Tanpa diduga, negara lain telah mengantisipasi bahwa mereka akan melakukan ini, sehingga mereka mengancam mereka lagi dan membiarkan mereka menyelesaikan tugas terakhir.


Kedua pasangan itu tidak punya pilihan selain setuju.


Tanpa diduga, tugas terakhir ini adalah mengkhianati saudara laki-laki Tianzui.


Hal ini juga secara langsung menyebabkan korban jiwa yang besar dari Grup Tian saat itu, dan sebagian besar elitnya terbunuh dan terluka.


Putra dan menantu Dongfang Su, orang tua Dongfang Weixi, meninggal secara tragis karena kebocoran misi itu.


Ketika Bing Beauty selesai bercerita, Xinyi dan yang lainnya menangis, dan mereka merasa kasihan pada gadis kecil yang cantik, Dongfang Weixi.


Tanpa diduga, orang tua Wei Xi meninggal seperti ini, tidak ada harganya.


Pantas saja Huo Wu dan Bing Mei langsung menyerang Li saat melihat Li.


Mereka akan melakukan hal yang sama untuk mereka.


Setelah mengetahui semua kebenaran, Li duduk terpuruk di tanah, matanya kosong.


Air mata memenuhi matanya.


Jika ada yang mendengar berita seperti ini, dia tidak akan pernah menerima fakta yang sebenarnya.


Siapa yang bisa menerima kenyataan bahwa orang tuanya adalah pengkhianat?

__ADS_1


Air mata jatuh baris demi baris dari pipi Li, pukulan ini terlalu mengerikan untuknya.


Gadis-gadis itu memandang Li di tanah, dan mereka tidak tahan.


Bagaimanapun, Li adalah yang paling lugu.


Tidak pernah tahu apa yang terjadi, orang tuanya menjadi pengkhianat.


Kesedihan datang dari hati tanpa tanah, dan dia segera mengangkat telapak tangannya untuk menepuk penutup roh surgawinya sendiri, dan dia akan menghakimi dirinya sendiri.


Tetapi sebelum telapak tangannya mencapai bagian atas kepalanya, Jiang Siming menghentikannya.


“Mengapa kamu ingin menemani orang tua pengkhianatmu?” Jiang Siming muntah.


Matanya merah padam, dan dia berkata dengan sungguh-sungguh: "Jangan pedulikan hidupku sendiri, aku punya hak untuk menyerah."

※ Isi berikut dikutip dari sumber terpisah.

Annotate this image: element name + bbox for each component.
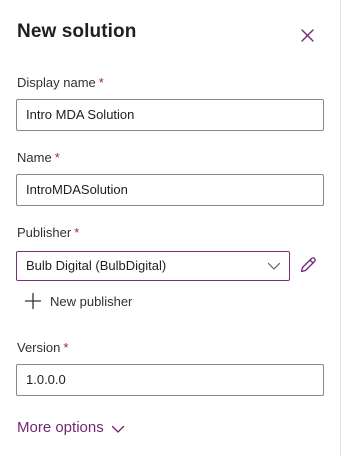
required-indicator: * (63, 340, 69, 355)
display-name-label: Display name * (17, 75, 104, 90)
more-options-button[interactable]: More options (17, 419, 125, 436)
publisher-label: Publisher * (17, 225, 79, 240)
display-name-label-text: Display name (17, 75, 96, 90)
required-indicator: * (98, 75, 104, 90)
publisher-selected-value: Bulb Digital (BulbDigital) (26, 258, 167, 273)
publisher-label-text: Publisher (17, 225, 72, 240)
required-indicator: * (54, 150, 60, 165)
plus-icon (24, 292, 42, 310)
version-label-text: Version (17, 340, 61, 355)
edit-publisher-button[interactable] (298, 255, 318, 275)
close-icon (301, 29, 314, 42)
version-label: Version * (17, 340, 68, 355)
chevron-down-icon (267, 262, 281, 270)
pencil-icon (300, 257, 316, 273)
new-publisher-button[interactable]: New publisher (24, 290, 132, 312)
display-name-input[interactable]: Intro MDA Solution (16, 99, 324, 131)
version-input[interactable]: 1.0.0.0 (16, 364, 324, 396)
panel-title: New solution (17, 21, 137, 42)
publisher-dropdown[interactable]: Bulb Digital (BulbDigital) (16, 251, 290, 281)
name-label-text: Name (17, 150, 52, 165)
required-indicator: * (74, 225, 80, 240)
more-options-label: More options (17, 419, 104, 436)
new-solution-panel: New solution Display name * Intro MDA Sol… (0, 0, 341, 456)
new-publisher-label: New publisher (50, 293, 133, 309)
close-button[interactable] (296, 24, 318, 46)
chevron-down-icon (111, 425, 124, 433)
name-label: Name * (17, 150, 60, 165)
name-input[interactable]: IntroMDASolution (16, 174, 324, 206)
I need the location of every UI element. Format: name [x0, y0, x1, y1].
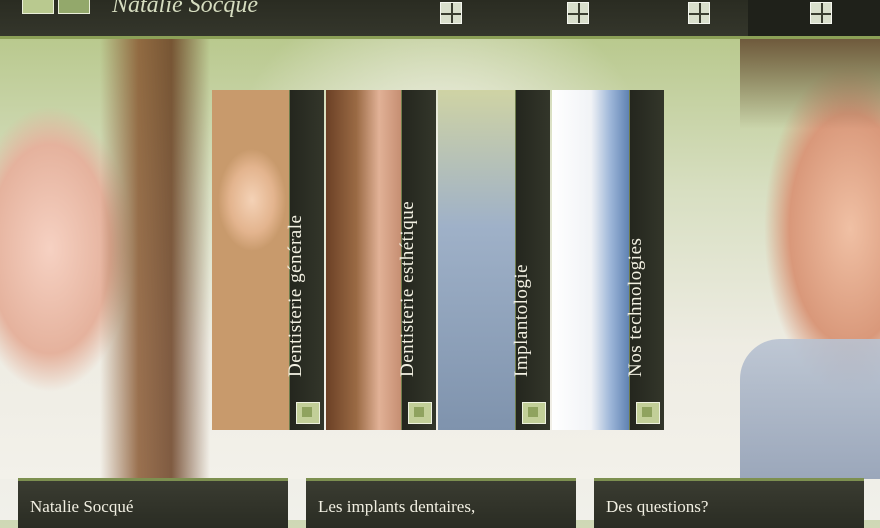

"Aku mohon kamu untuk bangun. Begitu aku menyelamatkanmu, kamu ingin menemukan kematian di detik berikutnya. Jika kamu ingin mati, jangan mati rumahku, alangkah sialnya!" Kata Jiang Siming dengan racun, meraih rebung bambu .


Zhirou yang baik hati berjalan mendekat dan dengan tenang berkata: "Jangan sedih, itu bukan salahmu."


Si cantik es mengangguk dan berkata: "Ya, kami tidak akan membiarkan orang jahat pergi, tapi kami tidak akan menyalahkan orang baik. Hal ini tidak ada hubungannya dengan Anda, jadi Anda tidak perlu terlalu menyalahkan diri sendiri."


“Ya, saya baru saja salah paham tentang Anda, saya minta maaf kepada Anda, masalah ini sebenarnya tidak ada hubungannya dengan Anda.” Huo Wu juga dengan murah hati mengakui kesalahannya.


Namun, masih sulit untuk melepaskan diri darinya, dan pikirannya masih belum bisa menerima kenyataan ini.


"Orang tuamu pengkhianat. Ini fakta, tapi tidak ada hubungannya denganmu. Itu juga fakta. Jika kamu bisa menerima fakta pertama, tidak bisakah kamu menerima fakta kedua terus terang?"


Pupil yang membesar di matanya kembali fokus, seolah-olah kata-kata Jiang Siming, dia telah mendengarkan.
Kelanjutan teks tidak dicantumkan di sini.